The “Shadow” Perspective
Economists like those at ShadowStats argue that changes to how inflation is calculated (starting in the 1980s and 1990s) have artificially lowered the official numbers. Two major changes are often cited:
- Substitution Bias: Old models used a “Fixed Basket” (if you bought steak in 1980, they tracked the price of steak in 1990). Modern models assume if steak gets expensive, you switch to chicken. This lowers the reported “cost of living” but ignores the drop in your standard of living.

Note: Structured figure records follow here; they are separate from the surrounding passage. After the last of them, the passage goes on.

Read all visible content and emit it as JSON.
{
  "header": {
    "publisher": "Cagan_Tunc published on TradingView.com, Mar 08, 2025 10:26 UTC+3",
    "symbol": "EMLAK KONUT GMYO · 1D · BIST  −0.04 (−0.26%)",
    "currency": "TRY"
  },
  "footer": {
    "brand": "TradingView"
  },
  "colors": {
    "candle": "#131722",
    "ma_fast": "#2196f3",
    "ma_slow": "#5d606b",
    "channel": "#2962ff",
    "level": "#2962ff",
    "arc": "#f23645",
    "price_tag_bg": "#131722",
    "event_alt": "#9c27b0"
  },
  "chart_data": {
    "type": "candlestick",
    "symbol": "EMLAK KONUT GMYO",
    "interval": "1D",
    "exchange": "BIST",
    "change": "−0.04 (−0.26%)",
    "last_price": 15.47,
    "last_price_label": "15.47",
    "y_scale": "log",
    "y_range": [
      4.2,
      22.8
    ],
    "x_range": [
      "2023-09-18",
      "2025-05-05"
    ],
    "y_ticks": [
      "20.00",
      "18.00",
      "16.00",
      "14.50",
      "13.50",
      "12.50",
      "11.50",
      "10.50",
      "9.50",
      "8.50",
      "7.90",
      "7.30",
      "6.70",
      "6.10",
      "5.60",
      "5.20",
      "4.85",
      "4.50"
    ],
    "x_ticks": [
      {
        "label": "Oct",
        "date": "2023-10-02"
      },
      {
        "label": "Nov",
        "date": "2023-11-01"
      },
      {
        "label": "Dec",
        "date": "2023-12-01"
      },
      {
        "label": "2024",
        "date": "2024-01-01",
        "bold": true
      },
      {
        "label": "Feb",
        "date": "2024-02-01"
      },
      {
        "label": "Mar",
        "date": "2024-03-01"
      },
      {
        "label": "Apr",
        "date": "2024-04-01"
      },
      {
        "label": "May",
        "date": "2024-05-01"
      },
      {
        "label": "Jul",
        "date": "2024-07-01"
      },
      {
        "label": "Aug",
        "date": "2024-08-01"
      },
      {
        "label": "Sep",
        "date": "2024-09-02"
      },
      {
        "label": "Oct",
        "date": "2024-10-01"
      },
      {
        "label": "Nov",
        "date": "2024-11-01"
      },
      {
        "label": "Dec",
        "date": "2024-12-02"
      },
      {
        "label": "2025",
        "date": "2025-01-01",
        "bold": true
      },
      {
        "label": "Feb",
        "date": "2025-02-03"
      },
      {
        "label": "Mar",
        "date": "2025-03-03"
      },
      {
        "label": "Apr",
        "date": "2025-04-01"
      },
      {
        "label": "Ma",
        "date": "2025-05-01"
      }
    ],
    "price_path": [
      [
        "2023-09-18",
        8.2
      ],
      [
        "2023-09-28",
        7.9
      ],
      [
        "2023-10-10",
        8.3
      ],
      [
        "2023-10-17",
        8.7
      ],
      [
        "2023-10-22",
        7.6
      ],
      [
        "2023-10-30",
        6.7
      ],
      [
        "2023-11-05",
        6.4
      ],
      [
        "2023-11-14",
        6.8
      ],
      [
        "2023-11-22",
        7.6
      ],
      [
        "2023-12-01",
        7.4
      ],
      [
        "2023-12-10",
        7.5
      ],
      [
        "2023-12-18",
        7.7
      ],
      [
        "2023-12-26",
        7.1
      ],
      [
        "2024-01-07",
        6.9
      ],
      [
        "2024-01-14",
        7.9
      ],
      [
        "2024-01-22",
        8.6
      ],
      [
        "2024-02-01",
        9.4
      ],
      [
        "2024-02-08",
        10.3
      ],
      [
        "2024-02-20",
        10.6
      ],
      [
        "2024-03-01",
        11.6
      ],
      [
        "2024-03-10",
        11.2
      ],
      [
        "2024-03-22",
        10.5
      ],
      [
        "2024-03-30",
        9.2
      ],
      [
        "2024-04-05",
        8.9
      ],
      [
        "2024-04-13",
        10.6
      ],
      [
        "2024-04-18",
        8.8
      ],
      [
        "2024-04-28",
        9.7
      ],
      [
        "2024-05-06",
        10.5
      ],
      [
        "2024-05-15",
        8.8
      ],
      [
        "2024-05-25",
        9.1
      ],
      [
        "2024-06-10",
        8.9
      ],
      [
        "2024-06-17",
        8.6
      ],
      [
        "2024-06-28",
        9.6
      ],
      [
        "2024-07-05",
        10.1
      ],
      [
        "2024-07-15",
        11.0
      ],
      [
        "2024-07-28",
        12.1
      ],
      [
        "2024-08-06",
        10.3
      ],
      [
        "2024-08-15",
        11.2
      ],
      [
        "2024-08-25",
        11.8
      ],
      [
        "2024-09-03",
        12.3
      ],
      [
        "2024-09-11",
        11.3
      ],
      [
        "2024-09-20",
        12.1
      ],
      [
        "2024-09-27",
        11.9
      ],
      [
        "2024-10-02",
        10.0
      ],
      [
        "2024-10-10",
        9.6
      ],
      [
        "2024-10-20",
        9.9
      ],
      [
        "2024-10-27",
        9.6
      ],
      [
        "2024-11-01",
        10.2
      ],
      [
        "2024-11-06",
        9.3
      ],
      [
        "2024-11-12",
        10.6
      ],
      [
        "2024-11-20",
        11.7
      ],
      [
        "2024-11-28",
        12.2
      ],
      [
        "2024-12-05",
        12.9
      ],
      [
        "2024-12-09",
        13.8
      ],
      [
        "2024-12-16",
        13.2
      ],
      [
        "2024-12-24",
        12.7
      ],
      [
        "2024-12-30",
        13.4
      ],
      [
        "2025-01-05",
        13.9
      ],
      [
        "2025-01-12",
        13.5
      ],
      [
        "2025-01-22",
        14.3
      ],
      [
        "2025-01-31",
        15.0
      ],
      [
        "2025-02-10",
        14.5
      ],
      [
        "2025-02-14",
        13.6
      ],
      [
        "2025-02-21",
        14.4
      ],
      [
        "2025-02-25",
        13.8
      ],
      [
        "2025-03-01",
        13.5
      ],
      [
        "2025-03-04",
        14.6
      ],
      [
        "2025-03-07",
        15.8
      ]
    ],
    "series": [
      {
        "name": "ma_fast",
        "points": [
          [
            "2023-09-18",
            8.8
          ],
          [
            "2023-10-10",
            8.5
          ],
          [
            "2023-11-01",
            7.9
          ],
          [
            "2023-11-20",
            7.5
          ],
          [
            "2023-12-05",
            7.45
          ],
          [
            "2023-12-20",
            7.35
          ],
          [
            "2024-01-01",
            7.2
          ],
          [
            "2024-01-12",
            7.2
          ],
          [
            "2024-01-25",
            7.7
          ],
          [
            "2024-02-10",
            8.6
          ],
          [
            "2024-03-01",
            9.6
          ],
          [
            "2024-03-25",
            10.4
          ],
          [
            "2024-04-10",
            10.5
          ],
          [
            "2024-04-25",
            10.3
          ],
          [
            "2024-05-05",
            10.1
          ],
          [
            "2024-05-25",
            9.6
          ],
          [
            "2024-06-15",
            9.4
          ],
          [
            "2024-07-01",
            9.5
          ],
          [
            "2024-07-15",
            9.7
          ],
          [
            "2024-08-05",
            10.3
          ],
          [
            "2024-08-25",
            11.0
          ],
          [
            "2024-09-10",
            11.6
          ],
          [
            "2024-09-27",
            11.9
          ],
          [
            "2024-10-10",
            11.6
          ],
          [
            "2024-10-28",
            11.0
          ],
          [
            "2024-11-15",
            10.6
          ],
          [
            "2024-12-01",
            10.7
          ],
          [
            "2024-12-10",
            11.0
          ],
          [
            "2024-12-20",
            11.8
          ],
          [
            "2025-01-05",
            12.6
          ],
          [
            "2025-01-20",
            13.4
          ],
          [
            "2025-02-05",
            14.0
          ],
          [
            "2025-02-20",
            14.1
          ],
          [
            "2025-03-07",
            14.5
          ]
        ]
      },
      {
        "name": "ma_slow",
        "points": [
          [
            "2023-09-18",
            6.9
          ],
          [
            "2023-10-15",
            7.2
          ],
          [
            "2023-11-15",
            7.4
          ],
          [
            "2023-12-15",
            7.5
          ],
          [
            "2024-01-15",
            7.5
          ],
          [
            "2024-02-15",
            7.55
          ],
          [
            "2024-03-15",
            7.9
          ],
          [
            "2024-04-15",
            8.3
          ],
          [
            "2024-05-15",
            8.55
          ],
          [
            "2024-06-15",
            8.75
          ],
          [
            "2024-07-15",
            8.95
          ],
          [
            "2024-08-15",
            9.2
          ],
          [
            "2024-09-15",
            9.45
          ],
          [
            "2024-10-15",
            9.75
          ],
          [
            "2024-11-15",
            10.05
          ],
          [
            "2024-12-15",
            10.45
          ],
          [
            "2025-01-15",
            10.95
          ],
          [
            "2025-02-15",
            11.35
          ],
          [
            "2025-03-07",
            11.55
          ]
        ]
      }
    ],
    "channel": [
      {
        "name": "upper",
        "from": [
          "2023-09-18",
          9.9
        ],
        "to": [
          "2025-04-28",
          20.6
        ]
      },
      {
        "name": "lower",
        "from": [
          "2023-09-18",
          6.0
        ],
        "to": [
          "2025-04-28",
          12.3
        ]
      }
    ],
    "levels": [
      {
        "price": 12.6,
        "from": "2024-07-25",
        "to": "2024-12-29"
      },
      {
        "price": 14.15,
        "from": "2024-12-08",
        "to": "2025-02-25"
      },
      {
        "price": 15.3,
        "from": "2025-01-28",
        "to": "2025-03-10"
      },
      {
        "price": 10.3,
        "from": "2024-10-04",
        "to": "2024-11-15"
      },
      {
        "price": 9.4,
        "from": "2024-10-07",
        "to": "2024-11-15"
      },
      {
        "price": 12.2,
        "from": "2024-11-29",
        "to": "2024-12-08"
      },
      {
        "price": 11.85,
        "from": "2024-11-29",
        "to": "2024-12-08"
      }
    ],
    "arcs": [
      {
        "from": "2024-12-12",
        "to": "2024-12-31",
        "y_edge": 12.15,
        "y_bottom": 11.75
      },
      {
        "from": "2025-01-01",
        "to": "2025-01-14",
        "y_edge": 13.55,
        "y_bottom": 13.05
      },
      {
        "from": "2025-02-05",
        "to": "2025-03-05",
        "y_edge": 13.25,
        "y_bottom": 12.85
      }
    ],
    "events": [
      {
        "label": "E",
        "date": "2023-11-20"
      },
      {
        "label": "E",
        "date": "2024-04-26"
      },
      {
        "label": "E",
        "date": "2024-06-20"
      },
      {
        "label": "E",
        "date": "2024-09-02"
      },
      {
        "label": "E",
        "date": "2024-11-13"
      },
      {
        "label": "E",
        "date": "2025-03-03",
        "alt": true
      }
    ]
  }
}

- Hedonics: If a new car costs more but has better features (airbags, GPS), the government might say the “price” didn’t actually rise because you are getting “more car.” However, to your bank account, the cash leaving is still higher.
How to use this tool
Use this calculator to bypass official statistics and check the actual inflation rate of goods you buy.
- Example: If a house cost $10,000 in 1960 and costs $500,000 today, input those numbers to find the true annual inflation rate for housing, regardless of what the CPI says.
The Math Behind It
This calculator uses the Compound Annual Growth Rate (CAGR) formula to find the implicit inflation rate required to get from your starting price to your ending price:
$$ i = \left( \frac{P_{end}}{P_{start}} \right)^{\frac{1}{n}} - 1 $$
Where:
- $i$ is the Average Annual Inflation Rate.
- $P_{end}$ is the Price in the Future Year.
- $P_{start}$ is the Price in the Past Year.
- $n$ is the Number of Years between the two dates.